Raphael Puget, Nicolas Baskiotis, Patrick Gallinari. Sequential Dynamic Classi cation for Large Scale Multi-class Problems. Extreme Classi cation Workshop at ICML, Jul 2015, Lille,France. 2015.<hal-01207428>

Prerequisites Programming skills, Machine Learning, Computer Vision, Data Mining.
Author
Supervisor Saeed Gholami Shahbandi, Björn Åstrand
Level Master
Status Open


Background
Object recognition in problems entailing many classes is a challenging task. One example of such problems is the inventory list of warehouse. The inventory of typical warehouses often contain up to 10K different classes of objects. In this project we intend to develop inventory list maintanance method that is able to learn the number of classes of objects and train a classifier from the data.
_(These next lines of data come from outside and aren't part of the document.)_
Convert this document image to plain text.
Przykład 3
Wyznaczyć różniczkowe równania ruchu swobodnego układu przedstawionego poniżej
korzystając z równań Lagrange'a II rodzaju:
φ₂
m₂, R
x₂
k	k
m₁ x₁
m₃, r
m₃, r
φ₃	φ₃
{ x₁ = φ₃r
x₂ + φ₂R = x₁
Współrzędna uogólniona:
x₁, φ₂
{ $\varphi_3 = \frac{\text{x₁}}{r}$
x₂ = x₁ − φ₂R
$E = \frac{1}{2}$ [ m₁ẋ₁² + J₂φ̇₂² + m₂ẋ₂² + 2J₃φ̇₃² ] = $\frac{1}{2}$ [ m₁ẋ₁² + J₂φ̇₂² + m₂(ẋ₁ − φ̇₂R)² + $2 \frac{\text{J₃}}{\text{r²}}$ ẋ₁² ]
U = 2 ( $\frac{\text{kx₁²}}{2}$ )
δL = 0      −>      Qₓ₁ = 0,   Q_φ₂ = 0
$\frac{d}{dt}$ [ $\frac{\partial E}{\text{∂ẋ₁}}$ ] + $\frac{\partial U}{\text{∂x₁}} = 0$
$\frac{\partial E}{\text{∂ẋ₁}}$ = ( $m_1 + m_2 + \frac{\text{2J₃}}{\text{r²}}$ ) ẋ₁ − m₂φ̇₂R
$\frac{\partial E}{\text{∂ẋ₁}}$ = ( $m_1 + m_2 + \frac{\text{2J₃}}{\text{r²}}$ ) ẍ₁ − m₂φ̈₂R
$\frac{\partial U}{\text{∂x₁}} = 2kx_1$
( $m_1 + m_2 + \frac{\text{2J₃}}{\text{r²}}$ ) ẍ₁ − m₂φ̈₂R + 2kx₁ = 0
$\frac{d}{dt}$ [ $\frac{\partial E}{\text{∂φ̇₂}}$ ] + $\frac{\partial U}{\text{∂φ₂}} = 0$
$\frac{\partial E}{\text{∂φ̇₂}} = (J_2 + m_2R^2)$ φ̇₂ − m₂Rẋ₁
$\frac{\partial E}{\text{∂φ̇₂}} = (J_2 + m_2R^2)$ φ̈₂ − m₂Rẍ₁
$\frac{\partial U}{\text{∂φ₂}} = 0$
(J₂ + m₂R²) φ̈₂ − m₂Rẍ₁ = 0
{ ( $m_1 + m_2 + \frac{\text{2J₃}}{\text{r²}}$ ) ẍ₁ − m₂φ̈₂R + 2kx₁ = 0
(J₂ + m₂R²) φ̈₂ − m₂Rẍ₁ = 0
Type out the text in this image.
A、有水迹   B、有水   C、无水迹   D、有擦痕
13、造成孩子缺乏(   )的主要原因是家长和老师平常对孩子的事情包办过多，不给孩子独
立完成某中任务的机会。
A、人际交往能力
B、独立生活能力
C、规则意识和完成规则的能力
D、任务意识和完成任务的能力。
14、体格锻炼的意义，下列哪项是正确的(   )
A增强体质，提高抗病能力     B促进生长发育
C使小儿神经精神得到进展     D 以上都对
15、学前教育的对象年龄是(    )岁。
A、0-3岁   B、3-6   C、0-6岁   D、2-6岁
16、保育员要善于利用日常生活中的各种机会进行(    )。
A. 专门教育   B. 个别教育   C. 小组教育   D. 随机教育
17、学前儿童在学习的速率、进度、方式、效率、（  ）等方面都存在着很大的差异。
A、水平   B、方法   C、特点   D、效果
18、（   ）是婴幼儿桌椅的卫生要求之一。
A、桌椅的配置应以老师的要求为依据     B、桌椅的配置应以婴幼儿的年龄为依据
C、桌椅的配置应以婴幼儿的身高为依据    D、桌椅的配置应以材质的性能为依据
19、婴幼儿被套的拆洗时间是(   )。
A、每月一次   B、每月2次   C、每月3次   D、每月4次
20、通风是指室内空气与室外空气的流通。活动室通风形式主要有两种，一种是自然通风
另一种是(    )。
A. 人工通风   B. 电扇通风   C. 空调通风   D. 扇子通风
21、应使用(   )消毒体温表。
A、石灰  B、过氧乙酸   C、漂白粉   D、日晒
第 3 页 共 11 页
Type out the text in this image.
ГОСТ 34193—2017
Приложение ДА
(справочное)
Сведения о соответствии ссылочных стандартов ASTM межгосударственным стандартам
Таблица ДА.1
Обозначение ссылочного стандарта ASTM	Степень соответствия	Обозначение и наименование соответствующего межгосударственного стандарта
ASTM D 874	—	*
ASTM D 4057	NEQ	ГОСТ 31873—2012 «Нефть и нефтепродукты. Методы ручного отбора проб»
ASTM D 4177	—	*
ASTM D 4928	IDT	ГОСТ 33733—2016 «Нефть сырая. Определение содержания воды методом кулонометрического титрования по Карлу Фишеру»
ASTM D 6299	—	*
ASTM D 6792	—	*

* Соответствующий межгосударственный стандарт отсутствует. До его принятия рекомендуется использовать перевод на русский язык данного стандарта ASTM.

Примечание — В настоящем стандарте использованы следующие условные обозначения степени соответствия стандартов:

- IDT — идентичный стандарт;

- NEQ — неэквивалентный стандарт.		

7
Towards this objective, we employ the background knowledge (e.g. from the Warehouse Management System - WMS) to constrain the complexity of the problem.
Objectives
To develop an incremental clustering algorithm, that learns new classes of object through novelty detection. The background knowledge (e.g. WMS), which is an important source of information for constraining the problem, should be exploit towards a more robust system design.
Research Questions
What is the optimal feature space and clustering technique for object identification in large-scale many classes? How to use background knowledge as clustering cues? How to employ novelty detection for learning new classes incrementally?
Setup
dataset from a real-world warehouses.